Diablo Cody’s script contains some of the freshest dialogue in years. With quotes like, “that [pregnancy test] ain’t no Etch-a-Sketch; this is one doodle that can’t be undid,” and the conversation about growing a mustache, Juno is hip and edgy. The very manner in which Juno speaks is intriguing and offbeat, and by placing the picture’s memorable lead into countless memorable situations, Juno is a production to cherish.
With its cartoon-scribbled credits and sweet indie charm, Juno is billed as a cross between Napoleon Dynamite and Little Miss Sunshine. In fact, a Jon Heder look-alike appears as one of Juno’s lab partners. And, while you won’t be seeing any dancing at the climax, Juno is much more deserving to take home multiple Oscars than last year’s overpraised Little Miss Sunshine.

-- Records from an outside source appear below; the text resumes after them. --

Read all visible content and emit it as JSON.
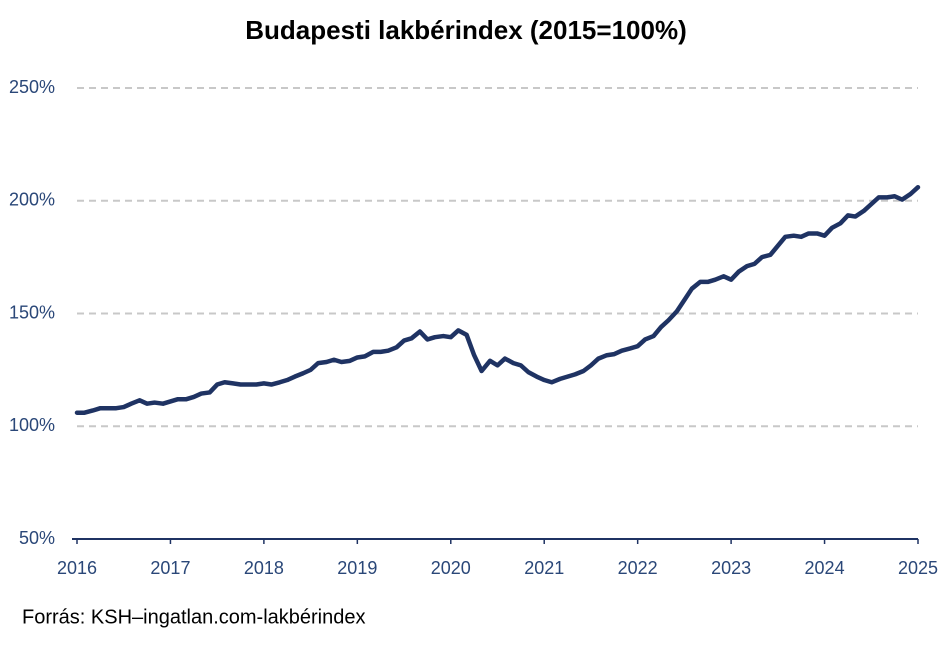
{
  "chart_data": {
    "type": "line",
    "title": "Budapesti lakbérindex (2015=100%)",
    "source": "Forrás: KSH–ingatlan.com-lakbérindex",
    "x": [
      2016,
      2016.08,
      2016.17,
      2016.25,
      2016.33,
      2016.42,
      2016.5,
      2016.58,
      2016.67,
      2016.75,
      2016.83,
      2016.92,
      2017,
      2017.08,
      2017.17,
      2017.25,
      2017.33,
      2017.42,
      2017.5,
      2017.58,
      2017.67,
      2017.75,
      2017.83,
      2017.92,
      2018,
      2018.08,
      2018.17,
      2018.25,
      2018.33,
      2018.42,
      2018.5,
      2018.58,
      2018.67,
      2018.75,
      2018.83,
      2018.92,
      2019,
      2019.08,
      2019.17,
      2019.25,
      2019.33,
      2019.42,
      2019.5,
      2019.58,
      2019.67,
      2019.75,
      2019.83,
      2019.92,
      2020,
      2020.08,
      2020.17,
      2020.25,
      2020.33,
      2020.42,
      2020.5,
      2020.58,
      2020.67,
      2020.75,
      2020.83,
      2020.92,
      2021,
      2021.08,
      2021.17,
      2021.25,
      2021.33,
      2021.42,
      2021.5,
      2021.58,
      2021.67,
      2021.75,
      2021.83,
      2021.92,
      2022,
      2022.08,
      2022.17,
      2022.25,
      2022.33,
      2022.42,
      2022.5,
      2022.58,
      2022.67,
      2022.75,
      2022.83,
      2022.92,
      2023,
      2023.08,
      2023.17,
      2023.25,
      2023.33,
      2023.42,
      2023.5,
      2023.58,
      2023.67,
      2023.75,
      2023.83,
      2023.92,
      2024,
      2024.08,
      2024.17,
      2024.25,
      2024.33,
      2024.42,
      2024.5,
      2024.58,
      2024.67,
      2024.75,
      2024.83,
      2024.92,
      2025
    ],
    "series": [
      {
        "color": "#1f3363",
        "values": [
          106,
          106,
          107,
          108,
          108,
          108,
          108.5,
          110,
          111.5,
          110,
          110.5,
          110,
          111,
          112,
          112,
          113,
          114.5,
          115,
          118.5,
          119.5,
          119,
          118.5,
          118.5,
          118.5,
          119,
          118.5,
          119.5,
          120.5,
          122,
          123.5,
          125,
          128,
          128.5,
          129.5,
          128.5,
          129,
          130.5,
          131,
          133,
          133,
          133.5,
          135,
          138,
          139,
          142,
          138.5,
          139.5,
          140,
          139.5,
          142.5,
          140.5,
          131.5,
          124.5,
          129,
          127,
          130,
          128,
          127,
          124,
          122,
          120.5,
          119.5,
          121,
          122,
          123,
          124.5,
          127,
          130,
          131.5,
          132,
          133.5,
          134.5,
          135.5,
          138.5,
          140,
          144,
          147,
          151,
          156,
          161,
          164,
          164,
          165,
          166.5,
          165,
          168.5,
          171,
          172,
          175,
          176,
          180,
          184,
          184.5,
          184,
          185.5,
          185.5,
          184.5,
          188,
          190,
          193.5,
          193,
          195.5,
          198.5,
          201.5,
          201.5,
          202,
          200.5,
          203,
          206
        ]
      }
    ],
    "xlim": [
      2016,
      2025
    ],
    "xticks": [
      2016,
      2017,
      2018,
      2019,
      2020,
      2021,
      2022,
      2023,
      2024,
      2025
    ],
    "ylim": [
      50,
      250
    ],
    "yticks": [
      {
        "value": 50,
        "label": "50%"
      },
      {
        "value": 100,
        "label": "100%"
      },
      {
        "value": 150,
        "label": "150%"
      },
      {
        "value": 200,
        "label": "200%"
      },
      {
        "value": 250,
        "label": "250%"
      }
    ],
    "grid": true
  }
}
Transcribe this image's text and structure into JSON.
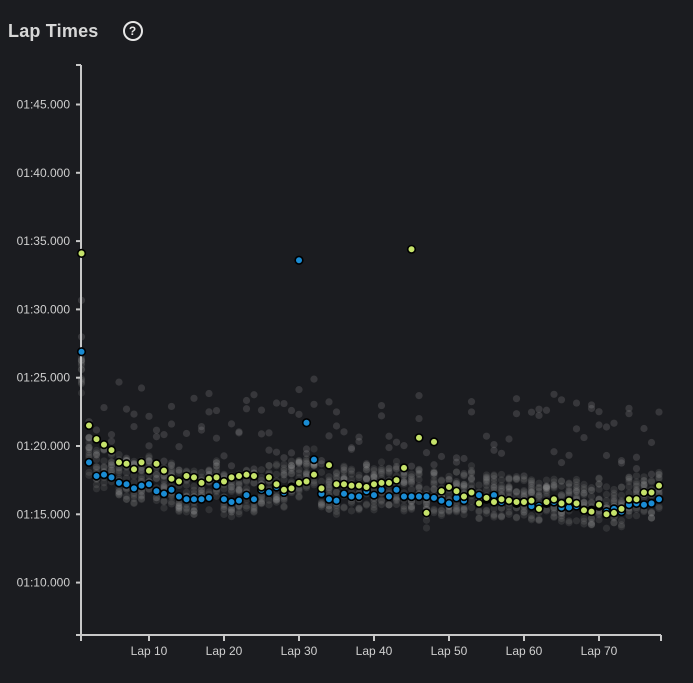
{
  "header": {
    "title": "Lap Times",
    "help_icon": "question-circle-icon",
    "help_glyph": "?"
  },
  "colors": {
    "background": "#1b1c20",
    "axis": "#c8c8c8",
    "series_a": "#c5e26a",
    "series_b": "#1a8cd4",
    "field": "#9a9a9a",
    "marker_stroke": "#000000"
  },
  "chart_data": {
    "type": "scatter",
    "title": "",
    "xlabel": "",
    "ylabel": "",
    "x_unit": "lap",
    "y_unit": "seconds",
    "xlim": [
      0,
      78
    ],
    "ylim": [
      66,
      108
    ],
    "grid": false,
    "x_ticks": [
      {
        "value": 10,
        "label": "Lap 10"
      },
      {
        "value": 20,
        "label": "Lap 20"
      },
      {
        "value": 30,
        "label": "Lap 30"
      },
      {
        "value": 40,
        "label": "Lap 40"
      },
      {
        "value": 50,
        "label": "Lap 50"
      },
      {
        "value": 60,
        "label": "Lap 60"
      },
      {
        "value": 70,
        "label": "Lap 70"
      }
    ],
    "y_ticks": [
      {
        "value": 70,
        "label": "01:10.000"
      },
      {
        "value": 75,
        "label": "01:15.000"
      },
      {
        "value": 80,
        "label": "01:20.000"
      },
      {
        "value": 85,
        "label": "01:25.000"
      },
      {
        "value": 90,
        "label": "01:30.000"
      },
      {
        "value": 95,
        "label": "01:35.000"
      },
      {
        "value": 100,
        "label": "01:40.000"
      },
      {
        "value": 105,
        "label": "01:45.000"
      }
    ],
    "series": [
      {
        "color": "#c5e26a",
        "x": [
          1,
          2,
          3,
          4,
          5,
          6,
          7,
          8,
          9,
          10,
          11,
          12,
          13,
          14,
          15,
          16,
          17,
          18,
          19,
          20,
          21,
          22,
          23,
          24,
          25,
          26,
          27,
          28,
          29,
          30,
          31,
          32,
          33,
          34,
          35,
          36,
          37,
          38,
          39,
          40,
          41,
          42,
          43,
          44,
          45,
          46,
          47,
          48,
          49,
          50,
          51,
          52,
          53,
          54,
          55,
          56,
          57,
          58,
          59,
          60,
          61,
          62,
          63,
          64,
          65,
          66,
          67,
          68,
          69,
          70,
          71,
          72,
          73,
          74,
          75,
          76,
          77,
          78
        ],
        "y": [
          94.1,
          81.5,
          80.5,
          80.1,
          79.7,
          78.8,
          78.7,
          78.3,
          78.8,
          78.2,
          78.7,
          78.2,
          77.6,
          77.4,
          77.8,
          77.7,
          77.3,
          77.6,
          77.7,
          77.4,
          77.7,
          77.8,
          77.9,
          77.8,
          77.0,
          77.7,
          77.2,
          76.8,
          76.9,
          77.3,
          77.4,
          77.9,
          76.9,
          78.6,
          77.2,
          77.2,
          77.1,
          77.1,
          77.0,
          77.2,
          77.3,
          77.3,
          77.5,
          78.4,
          94.4,
          80.6,
          75.1,
          80.3,
          76.7,
          77.0,
          76.7,
          76.3,
          76.6,
          75.8,
          76.2,
          75.9,
          76.1,
          76.0,
          75.9,
          75.9,
          76.0,
          75.4,
          75.9,
          76.1,
          75.8,
          76.0,
          75.8,
          75.3,
          75.2,
          75.7,
          75.0,
          75.1,
          75.4,
          76.1,
          76.1,
          76.6,
          76.6,
          77.1
        ]
      },
      {
        "color": "#1a8cd4",
        "x": [
          1,
          2,
          3,
          4,
          5,
          6,
          7,
          8,
          9,
          10,
          11,
          12,
          13,
          14,
          15,
          16,
          17,
          18,
          19,
          20,
          21,
          22,
          23,
          24,
          25,
          26,
          27,
          28,
          29,
          30,
          31,
          32,
          33,
          34,
          35,
          36,
          37,
          38,
          39,
          40,
          41,
          42,
          43,
          44,
          45,
          46,
          47,
          48,
          49,
          50,
          51,
          52,
          53,
          54,
          55,
          56,
          57,
          58,
          59,
          60,
          61,
          62,
          63,
          64,
          65,
          66,
          67,
          68,
          69,
          70,
          71,
          72,
          73,
          74,
          75,
          76,
          77,
          78
        ],
        "y": [
          86.9,
          78.8,
          77.8,
          77.9,
          77.7,
          77.3,
          77.2,
          76.9,
          77.1,
          77.2,
          76.7,
          76.5,
          76.8,
          76.3,
          76.1,
          76.1,
          76.1,
          76.2,
          77.1,
          76.1,
          75.9,
          76.0,
          76.4,
          76.1,
          76.8,
          76.6,
          77.0,
          76.6,
          77.0,
          93.6,
          81.7,
          79.0,
          76.5,
          76.1,
          76.0,
          76.5,
          76.3,
          76.3,
          76.7,
          76.4,
          76.8,
          76.3,
          76.8,
          76.3,
          76.3,
          76.3,
          76.3,
          76.2,
          76.0,
          75.8,
          76.2,
          76.0,
          76.6,
          76.4,
          76.1,
          76.4,
          75.9,
          76.0,
          75.8,
          75.9,
          75.6,
          75.6,
          75.8,
          75.9,
          75.5,
          75.5,
          75.6,
          75.3,
          75.3,
          75.6,
          75.2,
          75.4,
          75.2,
          75.7,
          75.8,
          75.7,
          75.8,
          76.1
        ]
      }
    ]
  }
}
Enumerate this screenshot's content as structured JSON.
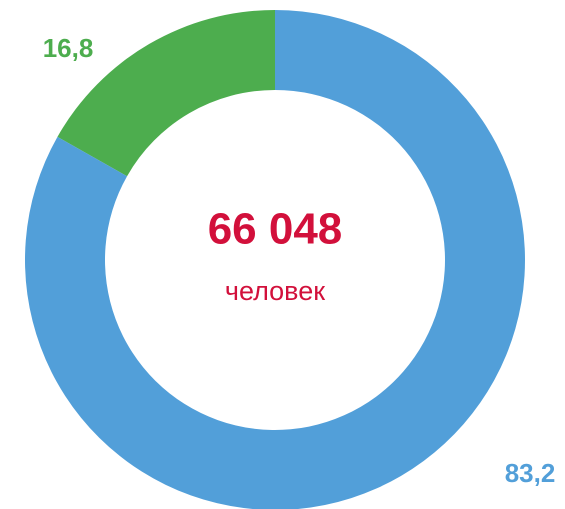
{
  "chart_data": {
    "type": "donut",
    "values": [
      83.2,
      16.8
    ],
    "value_labels": [
      "83,2",
      "16,8"
    ],
    "colors": [
      "#529fd9",
      "#4dad4e"
    ],
    "center_text": "66 048",
    "center_subtext": "человек"
  }
}
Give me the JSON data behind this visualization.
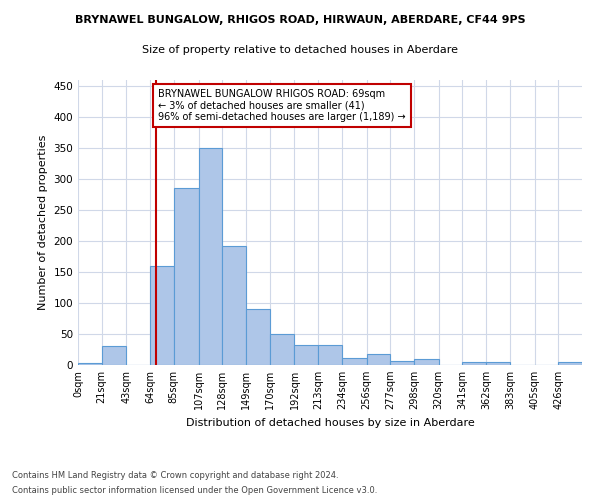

What is most fascinating about Juno is watching the title character learn, grow, and develop into the kind of girl she wants to be. More than anything, Juno is about the longevity of relationships and upending the tradition of falling in love first then procreating. It models an unplanned pregnancy as a speed bump and a blessing in disguise. When Juno asks her father, “[Is it] possible that two people can stay happy together forever?” we want to hold her hand and convince her that it’s possible.
With nothing to complain about from Page, Cera, Garner, Bateman or otherwise, Juno proves to one of the best motion pictures that 2007 had to offer. Specifically, add Page’s pitch-perfect portrayal to an intelligently comedic script, and you arrive at the entertainingly real Juno. And best of all, “it started with a chair,” and “it ended with a chair.”